PHNOM PENH, Nov. 8 (Xinhua) -- The ruling Cambodian People's Party (CPP) will comfortably win the July 27, 2008 national election, according to the results of survey conducted by an independent political observer, the Institute for Civic Education (ICE), local media said on Thursday.

The preliminary findings of ICE found that based on previous election results, the CPP may obtain 61 parliamentary seats, the Sam Rainsy Party (SRP) 42, with other parties sharing the remaining 20, reported Cambodian-language newspaper the Sralanh Khmer.

However, SRP president Sam Rainsy said the prediction is not necessarily 100 percent accurate.

"For CPP, we have observed that in past commune elections, it has received increasing votes, but in national elections, it received less," said Sam Rainsy, arguing that his party will win in the upcoming election as more and more voters are supporting his party.
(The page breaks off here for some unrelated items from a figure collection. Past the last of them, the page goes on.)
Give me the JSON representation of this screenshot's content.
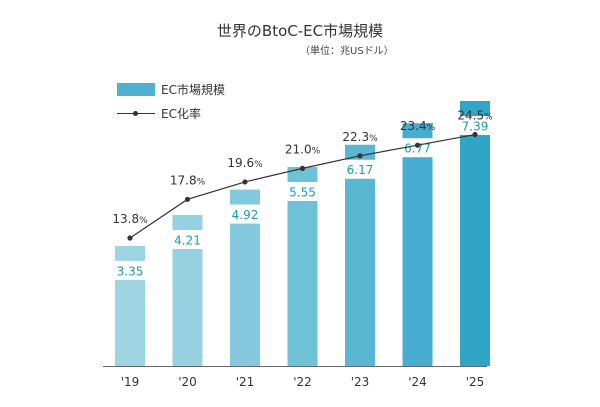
{
  "chart_data": {
    "type": "bar",
    "title": "世界のBtoC-EC市場規模",
    "subtitle": "（単位：兆USドル）",
    "categories": [
      "'19",
      "'20",
      "'21",
      "'22",
      "'23",
      "'24",
      "'25"
    ],
    "series": [
      {
        "name": "EC市場規模",
        "type": "bar",
        "values": [
          3.35,
          4.21,
          4.92,
          5.55,
          6.17,
          6.77,
          7.39
        ],
        "colors": [
          "#9dd5e3",
          "#95d1e1",
          "#84c9dd",
          "#6fc1d8",
          "#5ab7d1",
          "#46add0",
          "#30a5c6"
        ]
      },
      {
        "name": "EC化率",
        "type": "line",
        "values": [
          13.8,
          17.8,
          19.6,
          21.0,
          22.3,
          23.4,
          24.5
        ],
        "unit": "%",
        "color": "#333333"
      }
    ],
    "legend_position": "top-left",
    "grid": false
  }
}
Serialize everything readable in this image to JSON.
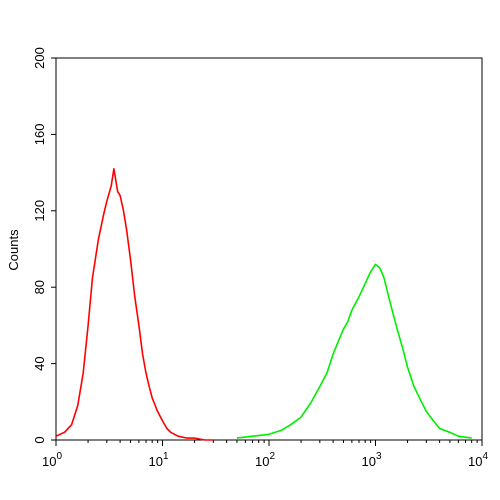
{
  "chart_data": {
    "type": "line",
    "title": "",
    "xlabel": "",
    "ylabel": "Counts",
    "xscale": "log",
    "xlim": [
      1,
      10000
    ],
    "ylim": [
      0,
      200
    ],
    "grid": false,
    "legend": "none",
    "x_ticks": [
      {
        "base": "10",
        "exp": "0"
      },
      {
        "base": "10",
        "exp": "1"
      },
      {
        "base": "10",
        "exp": "2"
      },
      {
        "base": "10",
        "exp": "3"
      },
      {
        "base": "10",
        "exp": "4"
      }
    ],
    "y_ticks": [
      "0",
      "40",
      "80",
      "120",
      "160",
      "200"
    ],
    "series": [
      {
        "color": "#ff0000",
        "x": [
          1.0,
          1.2,
          1.4,
          1.6,
          1.8,
          2.0,
          2.2,
          2.5,
          2.8,
          3.0,
          3.3,
          3.5,
          3.8,
          4.0,
          4.3,
          4.6,
          5.0,
          5.5,
          6.0,
          6.5,
          7.0,
          7.5,
          8.0,
          9.0,
          10.0,
          11.0,
          12.0,
          14.0,
          17.0,
          20.0,
          25.0,
          30.0
        ],
        "y": [
          2,
          4,
          8,
          18,
          35,
          60,
          85,
          105,
          118,
          125,
          133,
          142,
          130,
          128,
          120,
          110,
          95,
          75,
          60,
          45,
          35,
          28,
          22,
          15,
          10,
          6,
          4,
          2,
          1,
          1,
          0,
          0
        ]
      },
      {
        "color": "#00ee00",
        "x": [
          50,
          70,
          100,
          130,
          160,
          200,
          250,
          300,
          350,
          400,
          450,
          500,
          550,
          600,
          700,
          800,
          900,
          1000,
          1100,
          1200,
          1400,
          1600,
          1800,
          2000,
          2300,
          2700,
          3000,
          3500,
          4000,
          5000,
          6000,
          8000
        ],
        "y": [
          1,
          2,
          3,
          5,
          8,
          12,
          20,
          28,
          35,
          45,
          52,
          58,
          62,
          68,
          75,
          82,
          88,
          92,
          90,
          85,
          70,
          58,
          48,
          38,
          28,
          20,
          15,
          10,
          6,
          4,
          2,
          1
        ]
      }
    ]
  }
}
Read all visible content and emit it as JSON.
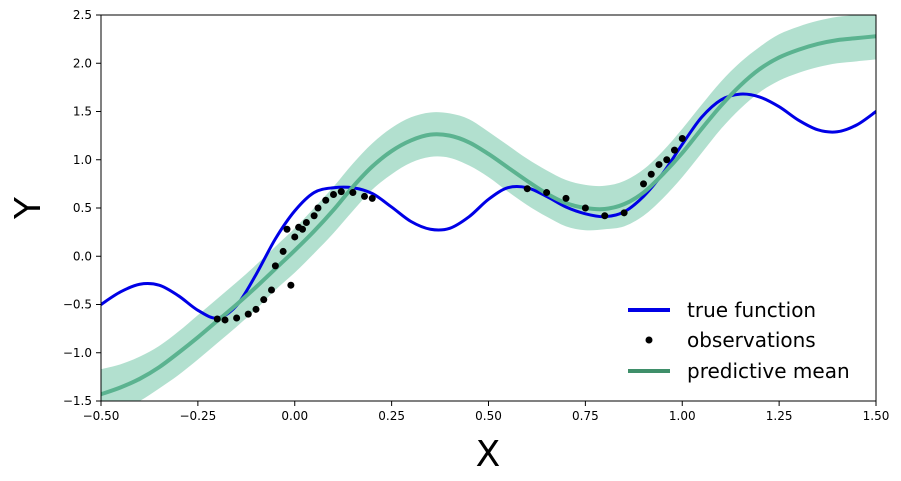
{
  "chart_data": {
    "type": "line",
    "xlabel": "X",
    "ylabel": "Y",
    "xlim": [
      -0.5,
      1.5
    ],
    "ylim": [
      -1.5,
      2.5
    ],
    "grid": false,
    "legend_placement": "bottom-right",
    "x_ticks": [
      "−0.50",
      "−0.25",
      "0.00",
      "0.25",
      "0.50",
      "0.75",
      "1.00",
      "1.25",
      "1.50"
    ],
    "x_tick_values": [
      -0.5,
      -0.25,
      0.0,
      0.25,
      0.5,
      0.75,
      1.0,
      1.25,
      1.5
    ],
    "y_ticks": [
      "−1.5",
      "−1.0",
      "−0.5",
      "0.0",
      "0.5",
      "1.0",
      "1.5",
      "2.0",
      "2.5"
    ],
    "y_tick_values": [
      -1.5,
      -1.0,
      -0.5,
      0.0,
      0.5,
      1.0,
      1.5,
      2.0,
      2.5
    ],
    "series": [
      {
        "name": "true function",
        "color": "#0000e6",
        "style": "line",
        "x": [
          -0.5,
          -0.45,
          -0.4,
          -0.35,
          -0.3,
          -0.25,
          -0.2,
          -0.15,
          -0.1,
          -0.05,
          0.0,
          0.05,
          0.1,
          0.15,
          0.2,
          0.25,
          0.3,
          0.35,
          0.4,
          0.45,
          0.5,
          0.55,
          0.6,
          0.65,
          0.7,
          0.75,
          0.8,
          0.85,
          0.9,
          0.95,
          1.0,
          1.05,
          1.1,
          1.15,
          1.2,
          1.25,
          1.3,
          1.35,
          1.4,
          1.45,
          1.5
        ],
        "y": [
          -0.5,
          -0.37,
          -0.29,
          -0.3,
          -0.41,
          -0.56,
          -0.64,
          -0.51,
          -0.19,
          0.18,
          0.47,
          0.66,
          0.71,
          0.71,
          0.65,
          0.51,
          0.36,
          0.28,
          0.29,
          0.41,
          0.59,
          0.71,
          0.71,
          0.62,
          0.51,
          0.44,
          0.41,
          0.46,
          0.62,
          0.86,
          1.16,
          1.44,
          1.62,
          1.68,
          1.65,
          1.55,
          1.41,
          1.31,
          1.29,
          1.36,
          1.5
        ]
      },
      {
        "name": "observations",
        "color": "#000000",
        "style": "markers",
        "x": [
          -0.2,
          -0.18,
          -0.15,
          -0.12,
          -0.1,
          -0.08,
          -0.06,
          -0.05,
          -0.03,
          -0.02,
          -0.01,
          0.0,
          0.01,
          0.02,
          0.03,
          0.05,
          0.06,
          0.08,
          0.1,
          0.12,
          0.15,
          0.18,
          0.2,
          0.6,
          0.65,
          0.7,
          0.75,
          0.8,
          0.85,
          0.9,
          0.92,
          0.94,
          0.96,
          0.98,
          1.0
        ],
        "y": [
          -0.65,
          -0.66,
          -0.64,
          -0.6,
          -0.55,
          -0.45,
          -0.35,
          -0.1,
          0.05,
          0.28,
          -0.3,
          0.2,
          0.3,
          0.28,
          0.35,
          0.42,
          0.5,
          0.58,
          0.64,
          0.67,
          0.66,
          0.62,
          0.6,
          0.7,
          0.66,
          0.6,
          0.5,
          0.42,
          0.45,
          0.75,
          0.85,
          0.95,
          1.0,
          1.1,
          1.22
        ]
      },
      {
        "name": "predictive mean",
        "color": "#3f8f6a",
        "style": "line",
        "x": [
          -0.5,
          -0.45,
          -0.4,
          -0.35,
          -0.3,
          -0.25,
          -0.2,
          -0.15,
          -0.1,
          -0.05,
          0.0,
          0.05,
          0.1,
          0.15,
          0.2,
          0.25,
          0.3,
          0.35,
          0.4,
          0.45,
          0.5,
          0.55,
          0.6,
          0.65,
          0.7,
          0.75,
          0.8,
          0.85,
          0.9,
          0.95,
          1.0,
          1.05,
          1.1,
          1.15,
          1.2,
          1.25,
          1.3,
          1.35,
          1.4,
          1.45,
          1.5
        ],
        "y": [
          -1.43,
          -1.36,
          -1.27,
          -1.15,
          -1.0,
          -0.84,
          -0.67,
          -0.5,
          -0.32,
          -0.13,
          0.06,
          0.26,
          0.48,
          0.72,
          0.93,
          1.09,
          1.2,
          1.26,
          1.25,
          1.18,
          1.06,
          0.92,
          0.78,
          0.65,
          0.55,
          0.5,
          0.49,
          0.54,
          0.66,
          0.85,
          1.07,
          1.32,
          1.56,
          1.77,
          1.94,
          2.06,
          2.14,
          2.2,
          2.24,
          2.26,
          2.28
        ]
      }
    ],
    "band": {
      "color": "#66c2a0",
      "lower": [
        -1.7,
        -1.6,
        -1.5,
        -1.37,
        -1.23,
        -1.07,
        -0.9,
        -0.73,
        -0.55,
        -0.35,
        -0.17,
        0.03,
        0.24,
        0.47,
        0.69,
        0.85,
        0.97,
        1.03,
        1.02,
        0.94,
        0.82,
        0.67,
        0.53,
        0.41,
        0.31,
        0.27,
        0.28,
        0.31,
        0.42,
        0.6,
        0.82,
        1.07,
        1.32,
        1.53,
        1.7,
        1.82,
        1.9,
        1.96,
        2.0,
        2.02,
        2.04
      ],
      "upper": [
        -1.17,
        -1.12,
        -1.04,
        -0.93,
        -0.78,
        -0.61,
        -0.44,
        -0.27,
        -0.09,
        0.1,
        0.29,
        0.5,
        0.72,
        0.96,
        1.17,
        1.33,
        1.44,
        1.49,
        1.48,
        1.42,
        1.29,
        1.15,
        1.01,
        0.89,
        0.79,
        0.74,
        0.73,
        0.78,
        0.9,
        1.09,
        1.32,
        1.57,
        1.81,
        2.01,
        2.17,
        2.3,
        2.38,
        2.44,
        2.48,
        2.5,
        2.52
      ]
    },
    "legend": [
      {
        "label": "true function",
        "kind": "line",
        "color": "#0000e6"
      },
      {
        "label": "observations",
        "kind": "marker",
        "color": "#000000"
      },
      {
        "label": "predictive mean",
        "kind": "line",
        "color": "#3f8f6a"
      }
    ]
  }
}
Although predicting that CPP may win the forthcoming election, the survey doesn't rule out the decisive factor of the 2.5 million voters absent in the 2007 commune election, reported another Cambodian-language newspaper the Koh Santepheap.

There will surely be great change if they go to vote in the 2008 election, the paper added.

In the 2007 commune election on April 1, CPP won most posts in the communes, while SRP trailed CPP with its quality performance.

CPP has co-governed the kingdom with the Funcinpec Party for more than a decade. SRP has emerged as the largest opposition party in recent years.